There is no need to celebrate him. There is a need to study him, study the times he lived through, the impact he had, the effects his actions had on the world. That is the point of history. But to put his name on things is to act as if his is a legacy worthy of our reverence, when any interrogation of said legacy should leave any person of moral character bewildered and horrified.

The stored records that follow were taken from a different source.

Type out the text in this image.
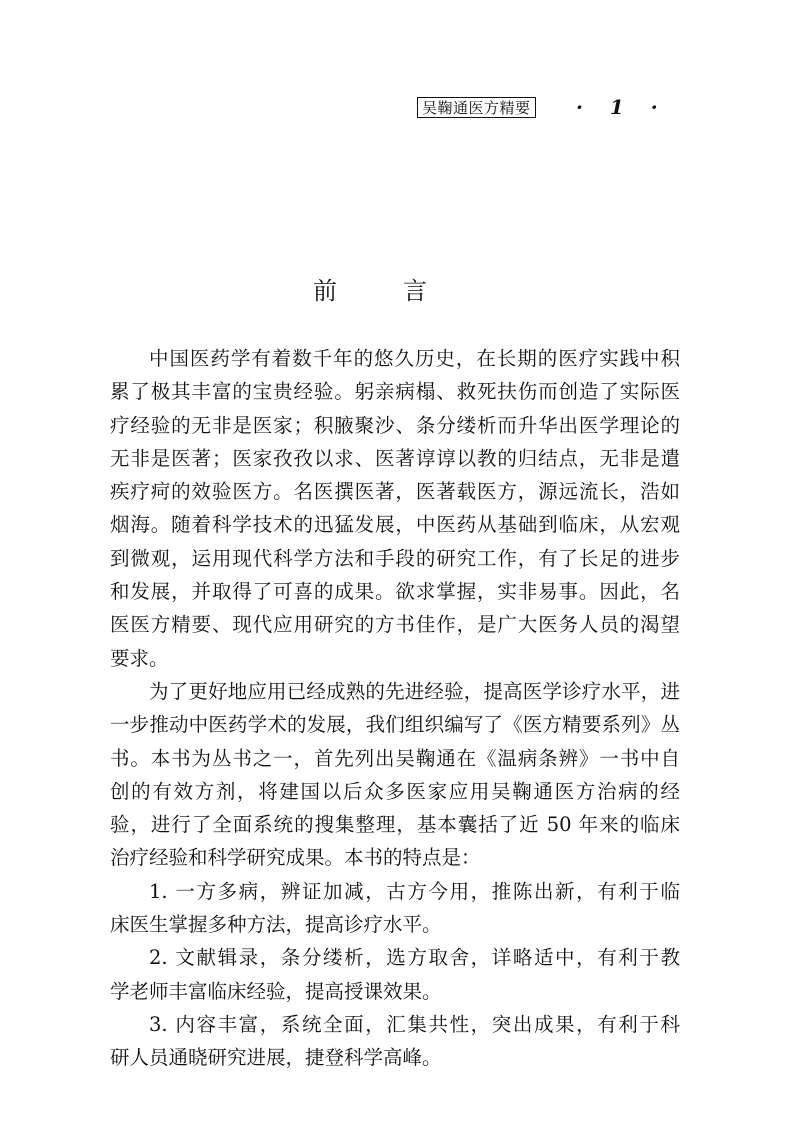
吴鞠通医方精要 · 1 ·
前言
中国医药学有着数千年的悠久历史，在长期的医疗实践中积
累了极其丰富的宝贵经验。躬亲病榻、救死扶伤而创造了实际医
疗经验的无非是医家；积腋聚沙、条分缕析而升华出医学理论的
无非是医著；医家孜孜以求、医著谆谆以教的归结点，无非是遣
疾疗疴的效验医方。名医撰医著，医著载医方，源远流长，浩如
烟海。随着科学技术的迅猛发展，中医药从基础到临床，从宏观
到微观，运用现代科学方法和手段的研究工作，有了长足的进步
和发展，并取得了可喜的成果。欲求掌握，实非易事。因此，名
医医方精要、现代应用研究的方书佳作，是广大医务人员的渴望
要求。
为了更好地应用已经成熟的先进经验，提高医学诊疗水平，进
一步推动中医药学术的发展，我们组织编写了《医方精要系列》丛
书。本书为丛书之一，首先列出吴鞠通在《温病条辨》一书中自
创的有效方剂，将建国以后众多医家应用吴鞠通医方治病的经
验，进行了全面系统的搜集整理，基本囊括了近 50 年来的临床
治疗经验和科学研究成果。本书的特点是：
1. 一方多病，辨证加减，古方今用，推陈出新，有利于临
床医生掌握多种方法，提高诊疗水平。
2. 文献辑录，条分缕析，选方取舍，详略适中，有利于教
学老师丰富临床经验，提高授课效果。
3. 内容丰富，系统全面，汇集共性，突出成果，有利于科
研人员通晓研究进展，捷登科学高峰。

That’s my own judgment, but it does speak to this larger question of who is celebrated, honored, memorialized, and why. And what does it say about the people doing the memorializing? The cigar industry has no shortage of historical figures who were fans of their product—why Churchill? Before they were named after him, the size currently bearing his name were referred to as Clemenceaus by Romeo y Julieta, after Georges Clemenceau, Prime Minister of France from 1906 to 1909, and again from 1917-1920, during World War I. He was a French radical in the late 1800s, though he broke with the party later, steered France through World War I, and signed into the law the eight hour work day. Not a terrible legacy, though I’m sure someone with more knowledge of him could poke holes in my thin representation of it here. The point is less that Clemenceau was honorable and more that there are others who could, and have been, celebrated by the makers of cigars. Churchill is a choice, one that marks a specific identity for the cigar smoker. Karl Marx smoked cigars while he worked, but that isn’t a name on any current brand list (granted, it would be weird to name a commercial product after Marx… I say this as someone that once owned a Che Guevara t-shirt).
What cigar smokers and the cigar industry are choosing to align themselves with is a particular kind of power—that derived from violence, empire, perceived manliness, and official statesmanship. Cigars are seen as the province of the boss, both actual and in the colloquial sense. They are a symbol of status, particularly of dominant, patriarchal, affluent status. And the cigar industry courts this image. It’s not accidental that, even excluding Churchill, the names most recognized on cigar bands are those of widely celebrated white men, even as cigars were introduced to Europeans by the indigenous peoples of modern day Cuba. Tobacco is a plant indigenous to the Americas and was smoked for centuries before Columbus and other European “explorers” came to these shores and took word of it back to Europe. And while it was then mostly consumed by men, it was a communal experience, not a commercial one.
The only brand I’ve come across that even remotely nods to this history is the boutique brand Serino, which has a cigar line named Taino, after the indigenous people of Cuba. Yet, Churchill is everywhere.
It is a choice. It is a choice that does not have to be. Imagine some twenty years from now if a cigar maker decided they would release a brand called “Cosby” because of Bill Cosby’s affinity for cigars. They would justify it by pointing to his contributions to the world of comedy and his close association with cigar smoking. There may be outrage, but cigars are such a niche industry, and the main consumers of them are so adamantly apolitical, it would likely fly by without much interference. And generations later, people would smoke their Cosbys without thought as to what pain he wrought.
Who we celebrate is a choice. It is completely within our control. And it says so much about where our values lie.